Unfortunately, certain subjects, especially complex ones, can make assessments extremely tricky if you need to scope all of the above and still get a relatively accurate idea of how well your students are coping, understanding and progressing. The very importance of these assessments is quite often overlooked, with several mistakes being made that either negatively affects learners, their learning experience or the outcome of the assessment itself.
Below, we list a few common mistakes that have been made in the past, with the intention to steer clear of them in the future which will hopefully result in more effective learning assessments overall.
There is a big difference between a test, a quiz and an assessment. Assessments should under no circumstances include questions meant to confuse, trick or mislead learners – especially in an online environment. The goal of the assessment is to understand the general understanding the learner has of the work being taught – not to confuse them into questioning their knowledge.
Having the ability to understand the LMS platform and how it works is not enough. Every assessment needs to come with clear and precise instruction as to what is expected and how to successfully complete it. Some learners may not be as tech-savvy as others, resulting in a failed assessments and demotivated learners.

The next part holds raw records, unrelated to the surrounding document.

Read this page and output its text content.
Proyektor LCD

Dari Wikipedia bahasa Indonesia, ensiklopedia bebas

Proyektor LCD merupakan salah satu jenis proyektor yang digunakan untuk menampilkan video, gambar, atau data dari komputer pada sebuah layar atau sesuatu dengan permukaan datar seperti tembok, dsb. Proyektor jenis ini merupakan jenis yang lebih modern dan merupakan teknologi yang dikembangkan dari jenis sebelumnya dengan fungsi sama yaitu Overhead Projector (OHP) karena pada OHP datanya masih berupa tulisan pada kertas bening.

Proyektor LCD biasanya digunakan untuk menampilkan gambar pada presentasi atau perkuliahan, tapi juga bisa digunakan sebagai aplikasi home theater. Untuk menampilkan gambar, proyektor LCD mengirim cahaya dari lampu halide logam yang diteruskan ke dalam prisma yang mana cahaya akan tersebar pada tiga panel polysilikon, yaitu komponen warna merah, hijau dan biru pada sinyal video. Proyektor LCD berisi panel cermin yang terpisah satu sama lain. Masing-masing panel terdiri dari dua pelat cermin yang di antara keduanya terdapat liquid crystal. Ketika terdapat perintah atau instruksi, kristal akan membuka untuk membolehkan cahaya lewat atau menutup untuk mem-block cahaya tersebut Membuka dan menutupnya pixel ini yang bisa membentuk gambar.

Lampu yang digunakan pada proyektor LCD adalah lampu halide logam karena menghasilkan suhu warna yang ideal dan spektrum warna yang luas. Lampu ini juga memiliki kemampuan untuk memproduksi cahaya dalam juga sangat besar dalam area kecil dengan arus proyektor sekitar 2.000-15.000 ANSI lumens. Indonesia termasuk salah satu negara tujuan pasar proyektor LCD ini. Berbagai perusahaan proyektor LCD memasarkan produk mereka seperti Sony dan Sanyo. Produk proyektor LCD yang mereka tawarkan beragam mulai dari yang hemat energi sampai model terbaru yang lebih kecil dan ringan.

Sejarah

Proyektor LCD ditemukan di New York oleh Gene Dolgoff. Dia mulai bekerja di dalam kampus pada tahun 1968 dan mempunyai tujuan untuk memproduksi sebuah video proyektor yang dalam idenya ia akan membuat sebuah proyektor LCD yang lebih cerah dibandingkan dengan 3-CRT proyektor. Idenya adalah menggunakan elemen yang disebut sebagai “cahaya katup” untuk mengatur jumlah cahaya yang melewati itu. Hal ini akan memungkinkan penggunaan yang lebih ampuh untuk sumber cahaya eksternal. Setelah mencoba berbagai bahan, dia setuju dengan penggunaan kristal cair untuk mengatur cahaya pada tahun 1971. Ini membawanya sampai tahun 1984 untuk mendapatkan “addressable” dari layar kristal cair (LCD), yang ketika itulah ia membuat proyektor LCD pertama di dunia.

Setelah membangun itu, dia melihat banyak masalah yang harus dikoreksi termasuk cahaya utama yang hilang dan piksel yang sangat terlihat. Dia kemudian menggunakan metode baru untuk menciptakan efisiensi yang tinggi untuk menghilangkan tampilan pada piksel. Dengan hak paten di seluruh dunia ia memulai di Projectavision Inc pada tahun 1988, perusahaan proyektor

As your course incorporates several learning aspects and techniques due to different learning preferences, you need to think along the same line when you are busy drafting your assessments for the course. You need to incorporate different question types in order to ensure that your assessments are not only diverse but also catering for everyone’s needs and preferences.
A lot of tutors sometime have the tendency to hint at what an assessment will be about or even straight out tell learners which pages to study. There is a fine line trying to assist your learners and making it too easy for an assessment to accurately reflect their knowledge.
After an assessment has taken place, it is vital to go through it with your learners, see where they struggled and share with them as to which answers were incorrect and how to proceed from here onwards. Depending on the amount of learners you have, one-on-one sessions are encouraged in order to see where the learner is experiencing issues with the course.